Trois principales parties au conflit
L’heure est maintenant à la médiation, fondée sur les intérêts fondamentaux et l’espace de négociation des trois principales parties au conflit: la Russie, l’Ukraine et les Etats-Unis.
La guerre dévaste l’Ukraine. Selon la présidente de l’UE, Ursula von der Leyen,3 l’Ukraine a déjà perdu 100 000 soldats et 20 000 civils. L’Ukraine, mais aussi la Russie, les Etats-Unis et l’Union européenne – en fait, le monde entier – ont tout à gagner d’une fin du conflit, qui mettrait fin à la menace nucléaire pesant aujourd’hui sur le monde et aux retombées économiques dévastatrices de la guerre.
Une autorité non moins importante que le président des chefs d’état-major interarmées des Etats-Unis, le général Mark A. Milley, a préconisé une solution politique négociée au conflit, notant que les chances de victoire militaire de l’Ukraine sont «peu élevées».4
Quatre questions fondamentales à négocier
Il y a quatre questions fondamentales à négocier: La souveraineté et la sécurité de l’Ukraine, la question épineuse de l’élargissement de l’OTAN, le sort de la Crimée et l’avenir du Donbass.
L’Ukraine exige avant tout d’être un pays souverain, libre de la domination de la Russie et doté de frontières sûres. Certains en Russie, dont peut-être Poutine lui-même, pensent que l’Ukraine fait réellement partie de la Russie.
Il n’y aura pas de paix négociée sans que la Russie ne reconnaisse la souveraineté et la sécurité nationale de l’Ukraine, avec les garanties internationales explicites du Conseil de sécurité des Nations Unies et de pays comme l’Allemagne, l’Inde et la Turquie.
La Russie exige avant tout que l’OTAN renonce à son intention de s’étendre à l’Ukraine et à la Géorgie, ce qui aurait pour effet d’encercler totalement la Russie en mer Noire (en ajoutant l’Ukraine et la Géorgie aux membres actuels de l’OTAN, riverains de la mer Noire, que sont la Bulgarie, la Roumanie et la Turquie).
L’OTAN se présente comme une alliance défensive, mais la Russie pense différemment, connaissant parfaitement le penchant des Etats-Unis pour les opérations de changement de régime contre les gouvernements qui ne leur conviennent pas (y compris l’Ukraine en 2014, avec le rôle des Etats-Unis dans le renversement du président pro-russe de l’époque, Viktor Yanukovych).

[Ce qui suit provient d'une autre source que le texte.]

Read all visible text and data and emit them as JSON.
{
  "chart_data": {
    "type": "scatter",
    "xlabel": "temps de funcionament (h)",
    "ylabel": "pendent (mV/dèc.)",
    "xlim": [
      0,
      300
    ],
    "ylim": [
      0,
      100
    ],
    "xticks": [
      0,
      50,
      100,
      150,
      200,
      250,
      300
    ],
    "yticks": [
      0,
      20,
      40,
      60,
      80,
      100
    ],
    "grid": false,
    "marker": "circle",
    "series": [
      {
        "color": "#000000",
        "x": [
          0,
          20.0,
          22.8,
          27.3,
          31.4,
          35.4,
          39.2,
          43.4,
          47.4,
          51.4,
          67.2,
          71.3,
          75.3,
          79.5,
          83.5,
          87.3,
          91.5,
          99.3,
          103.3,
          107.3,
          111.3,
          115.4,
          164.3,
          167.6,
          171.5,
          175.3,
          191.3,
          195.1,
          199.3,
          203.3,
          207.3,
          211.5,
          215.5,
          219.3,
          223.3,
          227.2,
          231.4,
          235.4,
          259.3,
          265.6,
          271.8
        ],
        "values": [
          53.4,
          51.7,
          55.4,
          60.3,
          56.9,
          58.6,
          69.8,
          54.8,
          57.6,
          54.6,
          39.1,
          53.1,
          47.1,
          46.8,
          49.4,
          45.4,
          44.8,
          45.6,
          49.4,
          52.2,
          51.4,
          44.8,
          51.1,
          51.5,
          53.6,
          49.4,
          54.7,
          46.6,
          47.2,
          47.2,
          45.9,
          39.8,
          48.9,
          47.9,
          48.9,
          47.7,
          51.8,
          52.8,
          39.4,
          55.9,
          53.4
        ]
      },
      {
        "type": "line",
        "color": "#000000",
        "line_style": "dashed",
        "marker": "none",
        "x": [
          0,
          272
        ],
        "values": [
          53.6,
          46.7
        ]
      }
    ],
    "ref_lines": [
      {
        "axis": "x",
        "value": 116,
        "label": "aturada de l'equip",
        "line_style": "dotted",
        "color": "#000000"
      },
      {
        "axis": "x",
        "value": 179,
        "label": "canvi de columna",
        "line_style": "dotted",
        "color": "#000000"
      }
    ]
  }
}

La Russie revendique également la Crimée comme le siège de la flotte russe de la mer Noire depuis 1783. Poutine a averti George Bush Jr. en 20085 que si les Etats-Unis faisaient entrer l’OTAN en Ukraine, la Russie reprendrait la Crimée, que le dirigeant soviétique Nikita Khrouchtchev avait transférée de la Russie à l’Ukraine en 1954.
Jusqu’au renversement de M. Ianoukovitch, la question de la Crimée était gérée avec prudence par des accords russo-ukrainiens qui accordaient à la Russie un bail à long terme sur ses installations navales à Sébastopol, en Crimée.

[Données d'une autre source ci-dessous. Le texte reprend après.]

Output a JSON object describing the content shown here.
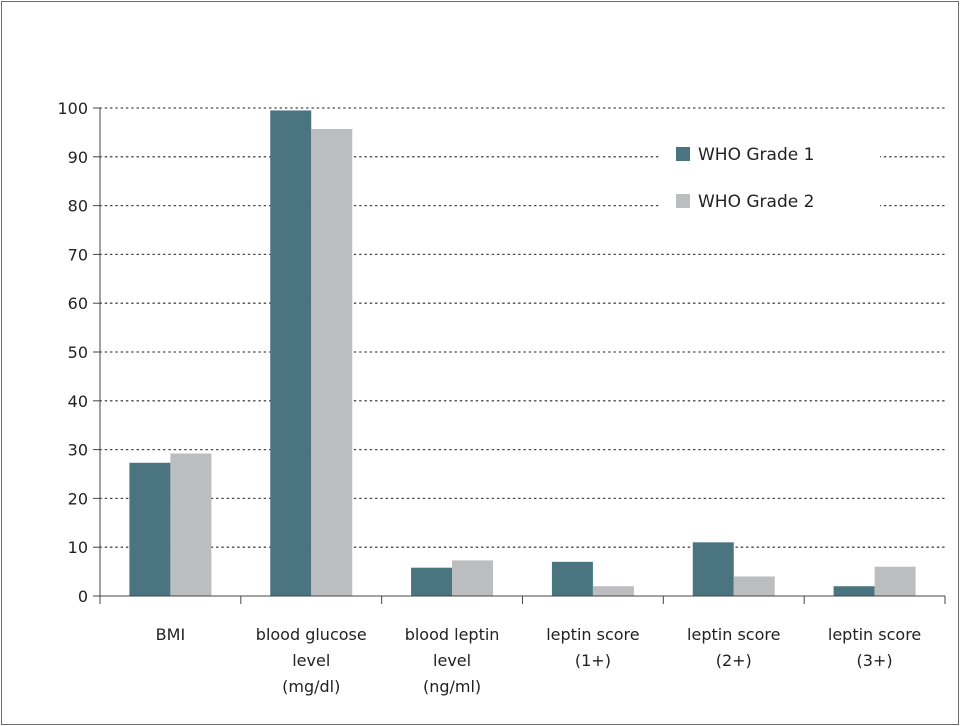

L’Ukraine et la Russie s’opposent violemment sur le Donbass, dont la population est majoritairement d’origine russe. Alors que la langue et l’identité culturelle ukrainiennes prévalent dans la majeure partie de l’Ukraine, l’identité culturelle et la langue russes prédominent dans le Donbass. Après le renversement de Ianoukovitch, le Donbass est devenu un champ de bataille entre les paramilitaires pro-russes et pro-ukrainiens, les forces pro-russes ayant déclaré l’indépendance du Donbass.
Accord de Minsk II de 2015
L’accord de Minsk II de 2015 était un accord diplomatique visant à mettre fin aux combats, basé sur l’autonomie (autogouvernement) de la région du Donbass à l’intérieur des frontières ukrainiennes, et le respect de la langue et de la culture russes.
Après la signature, les dirigeants ukrainiens ont clairement fait savoir qu’ils n’appréciaient pas l’accord et ne l’honoreraient pas. Bien que la France et l’Allemagne se soient portées garantes de l’accord, elles n’ont pas fait pression sur l’Ukraine pour qu’elle le respecte. Du point de vue de la Russie, l’Ukraine et l’Occident ont ainsi répudié une solution diplomatique au conflit.
A la fin de 2021, Poutine a réitéré la demande de la Russie de ne plus élargir l’OTAN,6 en particulier à l’Ukraine. Les Etats-Unis ont refusé de négocier l’élargissement de l’OTAN. Le secrétaire général de l’OTAN, Jens Stoltenberg, a alors déclaré de manière provocante que la Russie n’aurait pas son mot à dire en la matière,7 et que seuls les membres de l’OTAN décideraient d’encercler ou non la Russie en mer Noire.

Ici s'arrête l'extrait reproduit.